02/10/2015 Si può ancora scendere in piazza per la pace? Dire no al silenzio di fronte alla guerra in Siria

di Andrea Riccardi

Fonte: Corriere della Sera - SETTE

Viene da chiedersi come mai oggi ci siano silenzio e rassegnazione di fronte alla guerra in Siria, che ha fatto più di 200.000 morti e quasi 10 milioni di sfollati.

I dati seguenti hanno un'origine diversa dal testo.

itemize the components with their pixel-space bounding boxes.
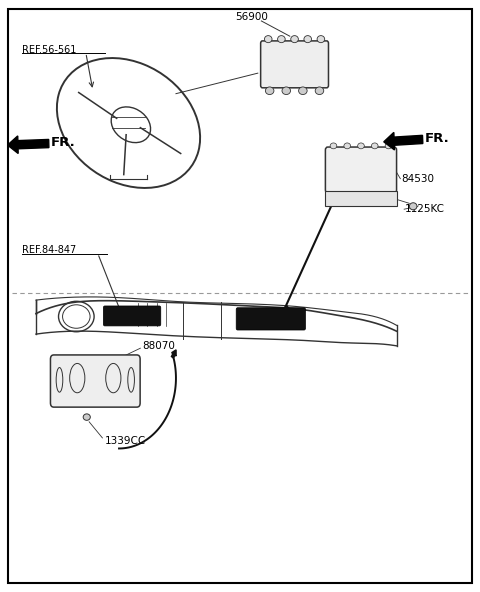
Ellipse shape bbox=[317, 36, 324, 43]
Ellipse shape bbox=[372, 143, 378, 149]
Ellipse shape bbox=[409, 202, 417, 210]
Ellipse shape bbox=[265, 87, 274, 95]
Ellipse shape bbox=[315, 87, 324, 95]
Ellipse shape bbox=[344, 143, 350, 149]
FancyBboxPatch shape bbox=[261, 41, 328, 88]
Ellipse shape bbox=[299, 87, 307, 95]
Ellipse shape bbox=[83, 414, 90, 420]
Text: 84530: 84530 bbox=[401, 173, 434, 184]
FancyBboxPatch shape bbox=[103, 306, 161, 326]
Ellipse shape bbox=[277, 36, 285, 43]
FancyBboxPatch shape bbox=[50, 355, 140, 407]
FancyArrow shape bbox=[384, 133, 423, 150]
FancyBboxPatch shape bbox=[325, 191, 396, 206]
Text: 56900: 56900 bbox=[235, 12, 268, 22]
Text: REF.56-561: REF.56-561 bbox=[22, 44, 76, 54]
Ellipse shape bbox=[385, 143, 392, 149]
Ellipse shape bbox=[282, 87, 290, 95]
Ellipse shape bbox=[330, 143, 337, 149]
Text: FR.: FR. bbox=[425, 133, 450, 145]
Text: REF.84-847: REF.84-847 bbox=[22, 245, 76, 255]
Text: 1339CC: 1339CC bbox=[105, 436, 146, 446]
Text: 88070: 88070 bbox=[143, 341, 176, 351]
FancyArrow shape bbox=[280, 305, 288, 316]
Ellipse shape bbox=[304, 36, 312, 43]
FancyArrow shape bbox=[8, 136, 49, 153]
Ellipse shape bbox=[291, 36, 299, 43]
FancyBboxPatch shape bbox=[325, 147, 396, 193]
Ellipse shape bbox=[264, 36, 272, 43]
Text: 1125KC: 1125KC bbox=[405, 204, 445, 214]
FancyArrow shape bbox=[171, 350, 176, 358]
FancyBboxPatch shape bbox=[236, 308, 305, 330]
Ellipse shape bbox=[358, 143, 364, 149]
Text: FR.: FR. bbox=[51, 136, 76, 149]
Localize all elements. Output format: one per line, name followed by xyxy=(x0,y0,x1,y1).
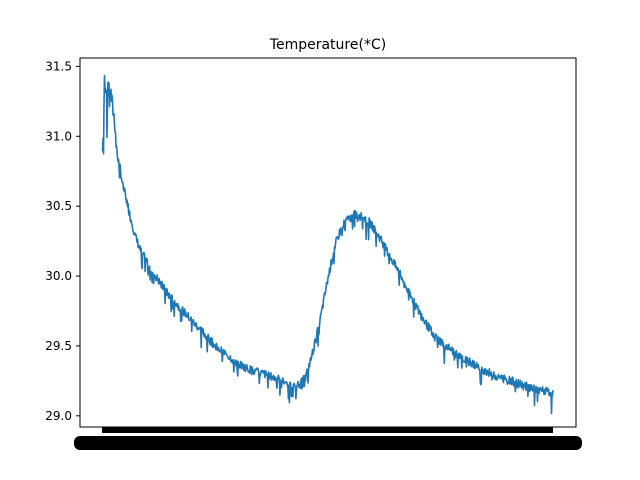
x-ticks xyxy=(102,427,553,433)
axes-frame xyxy=(79,57,577,428)
temperature-series-line xyxy=(101,74,554,415)
x-tick-labels-overlapping xyxy=(74,436,582,450)
x-axis xyxy=(74,427,582,450)
y-tick-label: 31.5 xyxy=(45,59,72,73)
plot-area xyxy=(101,74,554,415)
y-tick-label: 29.0 xyxy=(45,409,72,423)
y-axis: 29.0 29.5 30.0 30.5 31.0 31.5 xyxy=(45,59,80,423)
y-tick-label: 30.5 xyxy=(45,199,72,213)
y-tick-label: 29.5 xyxy=(45,339,72,353)
chart-title: Temperature(*C) xyxy=(269,37,386,53)
y-tick-label: 30.0 xyxy=(45,269,72,283)
y-tick-label: 31.0 xyxy=(45,129,72,143)
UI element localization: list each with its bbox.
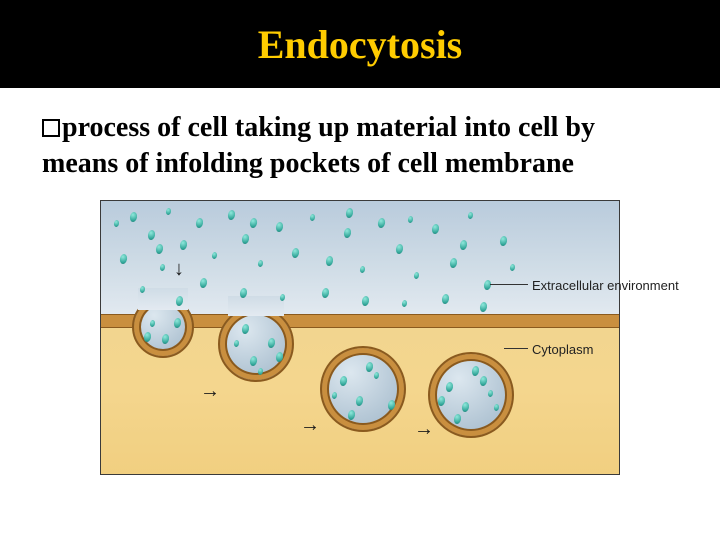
vesicle-stage-4 [428, 352, 514, 438]
pit-opening-2 [228, 296, 284, 316]
progression-arrow: → [200, 380, 220, 403]
callout-line [504, 348, 528, 349]
callout-label: Cytoplasm [532, 342, 593, 357]
body-text: process of cell taking up material into … [42, 112, 595, 179]
slide-title: Endocytosis [258, 21, 463, 68]
progression-arrow: → [414, 418, 434, 441]
progression-arrow: → [300, 414, 320, 437]
endocytosis-diagram: ↓→→→ Extracellular environmentCytoplasm [100, 200, 620, 475]
slide-body: process of cell taking up material into … [0, 88, 720, 182]
callout-line [490, 284, 528, 285]
progression-arrow: ↓ [174, 258, 184, 281]
vesicle-stage-3 [320, 346, 406, 432]
bullet-icon [42, 119, 60, 137]
vesicle-stage-2 [218, 306, 294, 382]
title-bar: Endocytosis [0, 0, 720, 88]
callout-label: Extracellular environment [532, 278, 679, 293]
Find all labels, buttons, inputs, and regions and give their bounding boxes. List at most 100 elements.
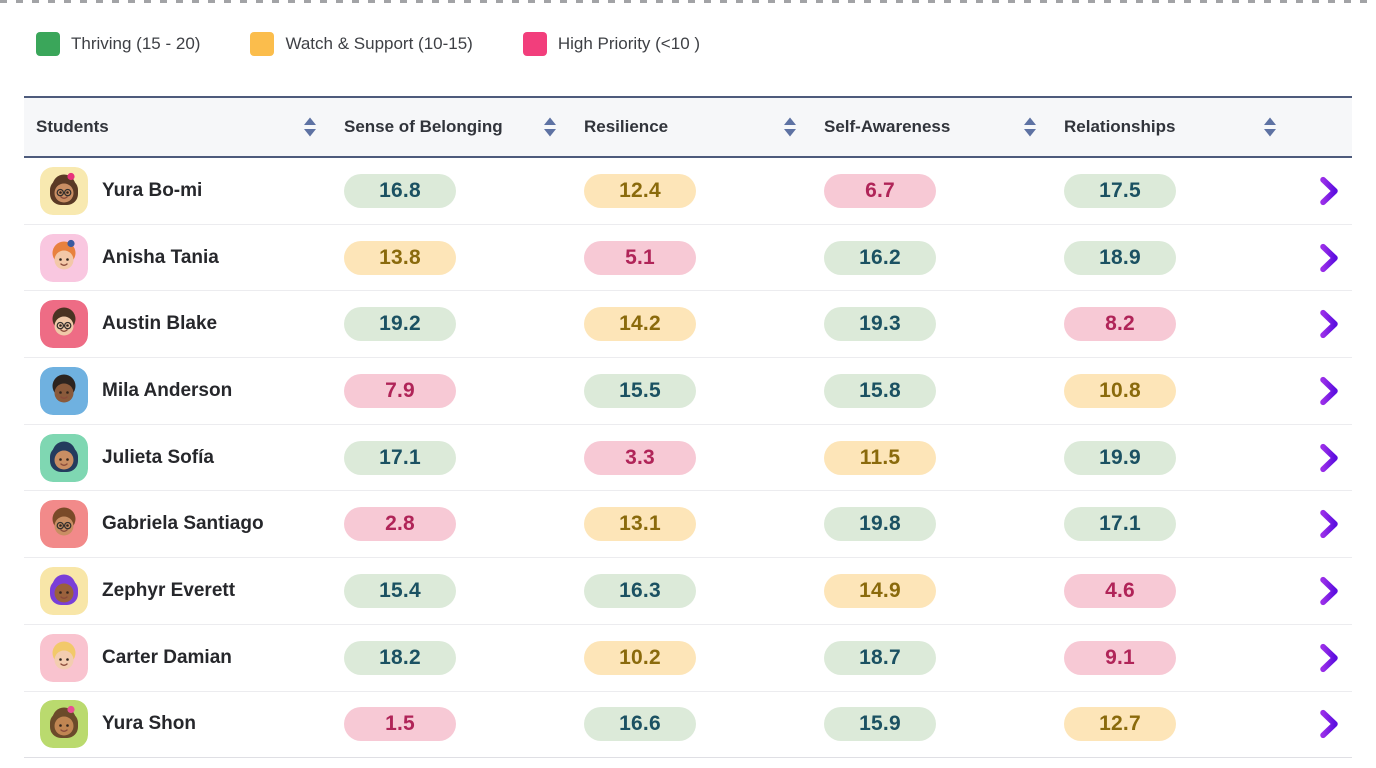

In molti ricordiamo le grandi manifestazioni di pace del 2003 contro l’intervento americano in Iraq. Viene da chiedersi come mai oggi ci siano silenzio e rassegnazione di fronte alla terribile guerra in Siria, che ha fatto più di 200.000 morti, più di 4 milioni di rifugiati all’estero, quasi 10 milioni di sfollati, a fronte di una popolazione siriana di 22 milioni. I rifugiati bussano ogni giorno alle porte degli europei. Sono i testimoni di un immane disastro in corso. Perché siamo come impotenti di fronte alla guerra in Siria? Che cosa è successo? Nel 2003, non scesero in piazza solo i pacifisti, ma quanti ritenevano che fare la guerra fosse un grave errore. Non solo la sinistra, tanto che il presidente francese Chirac fu uno dei riferimenti dell’opposizione all’avventura militare. In questo quadro, Giovanni Paolo II, ormai anziano e malato, fu il leader morale del variopinto movimento per la pace, delegittimando il carattere di guerra di religione e civiltà, che si intendeva dare allo scontro. In quelle manifestazioni confluirono, con i pacifisti, tanti europei convinti che la guerra fosse un estremo ricorso e non un’arma da usare avventatamente. Il movimento della pace però fu sconfitto. La guerra ci fu, con la fine di Saddam Hussein (che nessuno rimpiange) e la distruzione dell’Iraq, ancora oggi in gravissima crisi. Forse quella sconfitta segnò la crisi del movimento pacifista. Dopo le manifestazioni del 2003, il discorso sulla pace è cambiato. In parte si è tramutato in quello sulla giustizia internazionale alla luce del principio “non c’è pace senza giustizia”. Nel 2002 è entrata in vigore la Corte penale internazionale, dopo il Tribunale speciale per i crimini nella ex Jugoslavia nel 1993 e in Rwanda nel 1994. La comunità internazionale è più attenta alle tematiche della giustizia, all’intervento o all’ingerenza umanitaria con l’uso legittimo della forza. Il linguaggio è cambiato anche nelle associazioni, movimenti, ong. Il diritto di proteggere ha motivato vari interventi militari di Stati. Quello in Libia fu spiegato con la protezione della Primavera araba che Gheddafi massacrava.
IL CORAGGIO DELLA COMPLESSITÀ. Non c`è solo questo cambiamento. Si è anche perduta la convinzione (forse ingenua ma diffusa) che esprimere una domanda di pace servisse a qualcosa. Nel 2003, si chiedeva di non fare la guerra agli Stati Uniti, una grande democrazia (per quanto fosse avversata), il cui presidente era noto e la cui politica era aperta al dibattito. Oggi – proprio in Siria – la situazione è ingarbugliata e gli attori in lotta sono tanti. Su chi fare pressioni? In realtà è la tipica situazione complessa del mondo globale, in cui non è facile orientarsi anche per un’opinione pubblica informata. Ci si scoraggia e ci si ritira. Bisogna invece avere il coraggio di affrontare la complessità. Anche perché – ne sono convinto – il dialogo tra Stati Uniti e Russia avrebbe potuto evitare il deterioramento della situazione. Ed oggi può ancora segnare una svolta. Gli europei hanno il diritto di chiedere questo. E possono ancora scendere in piazza per la pace.